Savitski still believes
by Andy Potts|17 MAY 2022
Kazakhstan's Kirill Savitski lines up with his team-mates after the game against France.
photo: Chris Tanouye / HHOF-IIHF Images
The Kazakh national team arrived in Helsinki with hopes of breaking into the play-off rounds for the first time. A year ago in Riga, the Kazakhs finished fifth in their group, denied a quarter-final spot in a defeat against Norway. This time around, with Group A disrupted by the absence of the Russians, there was a golden chance to build on that.

Unfortunately, those hopes took an immediate battering. Within five minutes of the opening game, Kazakhstan was down 0-3 against Denmark. That game finished 9-1, for a time the Danes threatened to hand out a record loss. Next came a 1-2 reverse against France. After dreaming of the knock-out rounds, Kazakhstan faces a rude awakening and things are unlikely to get any easier tonight against an impressive Swiss team.

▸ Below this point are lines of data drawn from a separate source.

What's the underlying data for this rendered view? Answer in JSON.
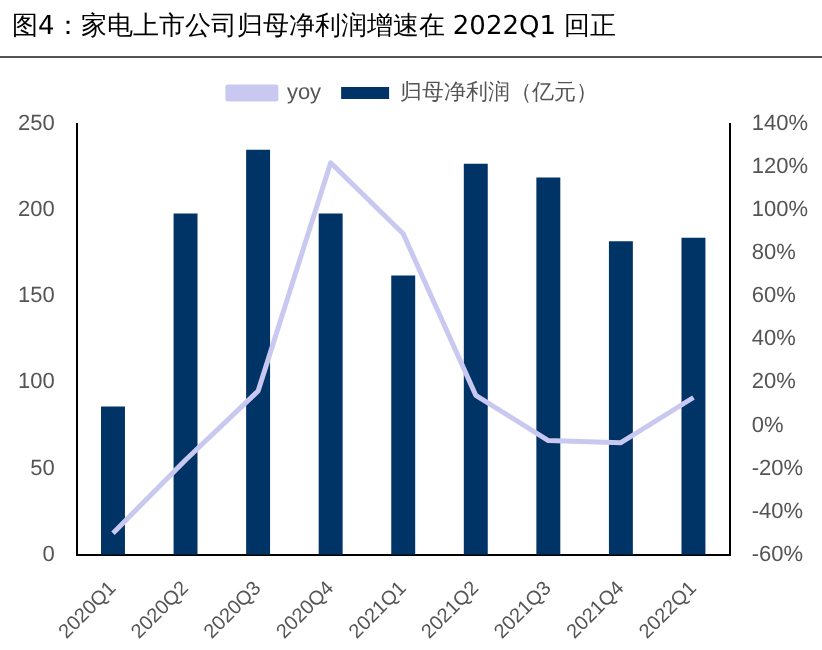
{
  "chart_data": {
    "type": "bar",
    "title": "图4：家电上市公司归母净利润增速在 2022Q1 回正",
    "categories": [
      "2020Q1",
      "2020Q2",
      "2020Q3",
      "2020Q4",
      "2021Q1",
      "2021Q2",
      "2021Q3",
      "2021Q4",
      "2022Q1"
    ],
    "series": [
      {
        "name": "归母净利润（亿元）",
        "color": "#003366",
        "values": [
          86,
          198,
          235,
          198,
          162,
          227,
          219,
          182,
          184
        ]
      },
      {
        "name": "yoy",
        "type": "line",
        "axis": "y2",
        "color": "#c8c8f0",
        "values": [
          -50,
          -16,
          16,
          122,
          89,
          14,
          -7,
          -8,
          13
        ]
      }
    ],
    "ylim": [
      0,
      250
    ],
    "yticks": [
      0,
      50,
      100,
      150,
      200,
      250
    ],
    "y2lim": [
      -60,
      140
    ],
    "y2ticks": [
      {
        "value": -60,
        "label": "-60%"
      },
      {
        "value": -40,
        "label": "-40%"
      },
      {
        "value": -20,
        "label": "-20%"
      },
      {
        "value": 0,
        "label": "0%"
      },
      {
        "value": 20,
        "label": "20%"
      },
      {
        "value": 40,
        "label": "40%"
      },
      {
        "value": 60,
        "label": "60%"
      },
      {
        "value": 80,
        "label": "80%"
      },
      {
        "value": 100,
        "label": "100%"
      },
      {
        "value": 120,
        "label": "120%"
      },
      {
        "value": 140,
        "label": "140%"
      }
    ],
    "grid": false,
    "legend": "top",
    "marker": "none"
  }
}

But forward Kirill Savitski, playing in his second World Championship, believes that his teammates can turn it around.

“Last year we had a good team,” said the 27-year-old Barys Nur-Sultan man. “I don’t think we’re suddenly a lot worse this year. This is still basically the same team that did well a year ago.

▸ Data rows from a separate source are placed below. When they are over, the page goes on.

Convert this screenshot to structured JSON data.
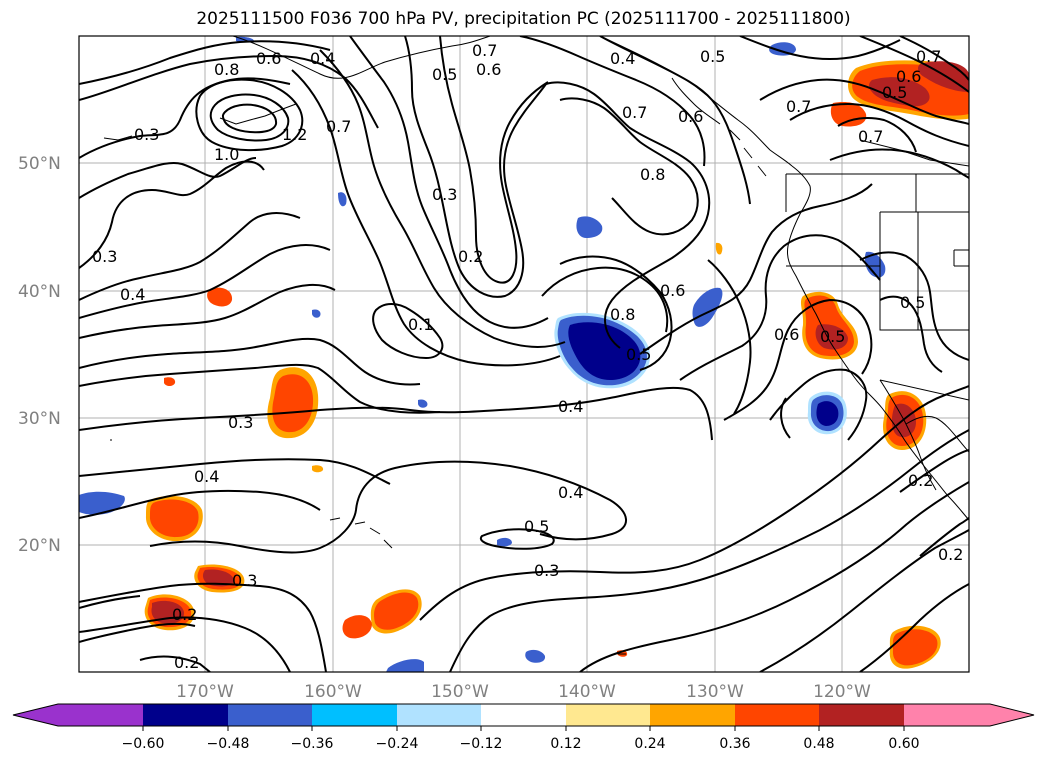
{
  "title": "2025111500 F036 700 hPa PV, precipitation PC (2025111700 - 2025111800)",
  "map": {
    "lat_labels": [
      "50°N",
      "40°N",
      "30°N",
      "20°N"
    ],
    "lon_labels": [
      "170°W",
      "160°W",
      "150°W",
      "140°W",
      "130°W",
      "120°W"
    ],
    "contour_labels": [
      "0.7",
      "0.6",
      "0.4",
      "0.5",
      "0.6",
      "0.8",
      "0.5",
      "0.7",
      "0.4",
      "0.6",
      "0.7",
      "1.2",
      "1.0",
      "0.7",
      "0.3",
      "0.3",
      "0.4",
      "0.3",
      "0.2",
      "0.8",
      "0.7",
      "0.8",
      "0.6",
      "0.5",
      "0.1",
      "0.5",
      "0.6",
      "0.4",
      "0.3",
      "0.4",
      "0.4",
      "0.5",
      "0.3",
      "0.3",
      "0.2",
      "0.2",
      "0.2",
      "0.2",
      "0.5",
      "0.6",
      "0.7",
      "0.5"
    ]
  },
  "colorbar": {
    "ticks": [
      "−0.60",
      "−0.48",
      "−0.36",
      "−0.24",
      "−0.12",
      "0.12",
      "0.24",
      "0.36",
      "0.48",
      "0.60"
    ],
    "colors": [
      "#9a32cd",
      "#00008b",
      "#3a5fcd",
      "#00bfff",
      "#b0e2ff",
      "#ffffff",
      "#ffe890",
      "#ffa500",
      "#ff4500",
      "#b22222",
      "#ff82ab"
    ]
  }
}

“It might be a psychological thing, but right now we can’t get the same results and nobody can really explain why not.”

That said, Savitski feels there was visible progress in the game against France.

“The first game was really bad,” he added. “In the second game we played better but we didn’t get the breaks.”

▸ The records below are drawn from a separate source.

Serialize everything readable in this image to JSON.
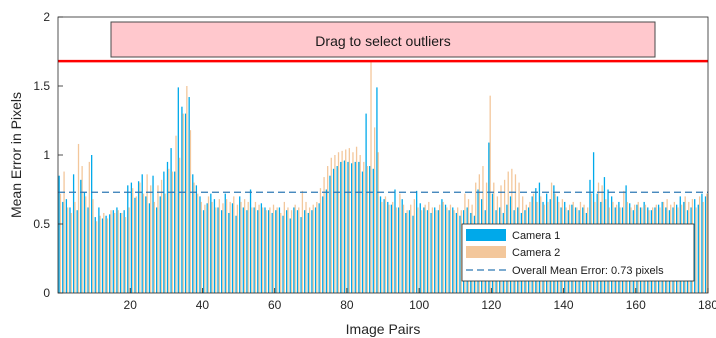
{
  "handle": {
    "label": "Drag to select outliers",
    "threshold": 1.68
  },
  "colors": {
    "camera1": "#00a9ea",
    "camera2": "#f3c79b",
    "mean_line": "#2e79b5",
    "threshold_line": "#ff0000",
    "handle_fill": "#ffc8cd"
  },
  "chart_data": {
    "type": "bar",
    "xlabel": "Image Pairs",
    "ylabel": "Mean Error in Pixels",
    "xlim": [
      0,
      180
    ],
    "ylim": [
      0,
      2
    ],
    "x_ticks": [
      "20",
      "40",
      "60",
      "80",
      "100",
      "120",
      "140",
      "160",
      "180"
    ],
    "y_ticks": [
      "0",
      "0.5",
      "1",
      "1.5",
      "2"
    ],
    "grid": false,
    "legend_position": "bottom-right",
    "mean_error": 0.73,
    "legend": {
      "camera1": "Camera 1",
      "camera2": "Camera 2",
      "mean": "Overall Mean Error: 0.73 pixels"
    },
    "series": [
      {
        "name": "Camera 1",
        "values": [
          0.85,
          0.66,
          0.68,
          0.62,
          0.86,
          0.6,
          0.82,
          0.73,
          0.62,
          1.0,
          0.55,
          0.62,
          0.54,
          0.56,
          0.57,
          0.6,
          0.62,
          0.58,
          0.6,
          0.78,
          0.8,
          0.69,
          0.81,
          0.86,
          0.7,
          0.65,
          0.85,
          0.62,
          0.7,
          0.88,
          0.95,
          1.05,
          0.88,
          1.49,
          1.35,
          1.3,
          1.42,
          0.86,
          0.78,
          0.7,
          0.6,
          0.65,
          0.72,
          0.68,
          0.62,
          0.6,
          0.72,
          0.58,
          0.65,
          0.56,
          0.7,
          0.62,
          0.6,
          0.75,
          0.62,
          0.6,
          0.65,
          0.62,
          0.6,
          0.58,
          0.6,
          0.62,
          0.56,
          0.6,
          0.54,
          0.62,
          0.6,
          0.55,
          0.6,
          0.58,
          0.6,
          0.62,
          0.65,
          0.7,
          0.75,
          0.85,
          0.9,
          0.92,
          0.95,
          0.96,
          0.95,
          0.94,
          0.95,
          0.95,
          0.88,
          1.3,
          0.92,
          0.9,
          1.49,
          0.7,
          0.68,
          0.66,
          0.64,
          0.75,
          0.62,
          0.68,
          0.58,
          0.6,
          0.56,
          0.74,
          0.65,
          0.62,
          0.6,
          0.58,
          0.62,
          0.6,
          0.68,
          0.64,
          0.6,
          0.62,
          0.58,
          0.56,
          0.6,
          0.62,
          0.58,
          0.56,
          0.75,
          0.68,
          0.6,
          1.09,
          0.72,
          0.6,
          0.62,
          0.58,
          0.64,
          0.7,
          0.6,
          0.62,
          0.58,
          0.6,
          0.62,
          0.7,
          0.76,
          0.8,
          0.66,
          0.72,
          0.68,
          0.78,
          0.7,
          0.62,
          0.66,
          0.6,
          0.64,
          0.62,
          0.6,
          0.62,
          0.58,
          0.82,
          1.02,
          0.72,
          0.66,
          0.84,
          0.75,
          0.7,
          0.62,
          0.66,
          0.62,
          0.78,
          0.65,
          0.6,
          0.64,
          0.62,
          0.66,
          0.62,
          0.6,
          0.62,
          0.64,
          0.66,
          0.62,
          0.6,
          0.62,
          0.64,
          0.7,
          0.66,
          0.6,
          0.62,
          0.68,
          0.64,
          0.72,
          0.7
        ]
      },
      {
        "name": "Camera 2",
        "values": [
          0.72,
          0.88,
          0.62,
          0.58,
          0.66,
          1.08,
          0.92,
          0.7,
          0.95,
          0.68,
          0.52,
          0.56,
          0.58,
          0.54,
          0.6,
          0.58,
          0.6,
          0.58,
          0.55,
          0.62,
          0.76,
          0.7,
          0.8,
          0.72,
          0.86,
          0.78,
          0.66,
          0.78,
          0.82,
          0.72,
          0.9,
          0.88,
          1.14,
          0.98,
          1.3,
          1.5,
          1.18,
          0.8,
          0.72,
          0.66,
          0.64,
          0.7,
          0.66,
          0.62,
          0.68,
          0.65,
          0.68,
          0.66,
          0.7,
          0.64,
          0.66,
          0.68,
          0.66,
          0.62,
          0.66,
          0.64,
          0.62,
          0.6,
          0.62,
          0.64,
          0.62,
          0.58,
          0.66,
          0.62,
          0.6,
          0.64,
          0.62,
          0.74,
          0.66,
          0.62,
          0.64,
          0.66,
          0.76,
          0.84,
          0.92,
          0.98,
          1.0,
          1.02,
          1.03,
          1.04,
          1.05,
          1.02,
          1.06,
          1.0,
          0.95,
          0.92,
          1.68,
          1.2,
          1.02,
          0.66,
          0.7,
          0.64,
          0.66,
          0.62,
          0.72,
          0.64,
          0.6,
          0.64,
          0.68,
          0.62,
          0.6,
          0.64,
          0.66,
          0.62,
          0.6,
          0.64,
          0.66,
          0.62,
          0.64,
          0.6,
          0.62,
          0.6,
          0.72,
          0.68,
          0.64,
          0.8,
          0.86,
          0.92,
          0.8,
          1.43,
          0.8,
          0.7,
          0.78,
          0.82,
          0.88,
          0.9,
          0.86,
          0.8,
          0.7,
          0.64,
          0.66,
          0.72,
          0.66,
          0.7,
          0.64,
          0.66,
          0.8,
          0.72,
          0.66,
          0.68,
          0.62,
          0.64,
          0.66,
          0.62,
          0.66,
          0.64,
          0.62,
          0.72,
          0.66,
          0.8,
          0.78,
          0.68,
          0.62,
          0.66,
          0.64,
          0.62,
          0.74,
          0.66,
          0.62,
          0.64,
          0.66,
          0.62,
          0.64,
          0.6,
          0.62,
          0.64,
          0.62,
          0.66,
          0.68,
          0.64,
          0.66,
          0.62,
          0.64,
          0.7,
          0.66,
          0.68,
          0.62,
          0.7,
          0.66,
          0.72
        ]
      }
    ]
  }
}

Savitski’s late goal against Denmark, his first in the top division of the World Championship, may also have helped the team recover from its bad start – although the man himself played down its importance.

“I’m always happy to score a goal, but I couldn’t get too excited because it didn’t help the result,” he said. “It was just a consolation goal at the end of the game, but hopefully it helped us a bit in the next one.”
Against Switzerland, Kazakhstan will need more from its special teams. So far, the power play has yet to produce a goal, while the penalty kill has been problematic, with an alarmingly low 44.4% success rate. Taking 20 minutes of penalties through two games is hardly helping the cause. Significantly, it was a French power play goal after a cheap foul late in the second period that settled Sunday’s game.

And the Swiss form in Helsinki doesn’t suggest much chance of a slip-up. After all, Patrick Fischer’s team won its last game 6-0 – against the same Denmark roster that thrashed Kazakhstan at the start of the tournament.

Fischer, meanwhile, is not about to allow his team to relax. “We have to be ready from the first second, to be alert and disciplined,” he said of the upcoming game against Kazakhstan. “This Kazakh team can be especially dangerous now after two bad losses.”

In Fischer’s debut as national coach at the 2016 IIHF Ice Hockey World Championship, Switzerland 3-2 in shootout to Kazakhstan and only finished in 11th place – two years before winning silver.

Savitski remains confident that his team has enough to make things better.

“Our strength is in our unity,” he said. “Every player works hard and cares about this team. We are all frustrated with the results, but we believe in this team. If we do what the coaches ask and play our roles on the ice, we can win games here.

“Yes, we lost our first two games, but we are trying to put that behind us and stay optimistic. Everybody wants to put it right.”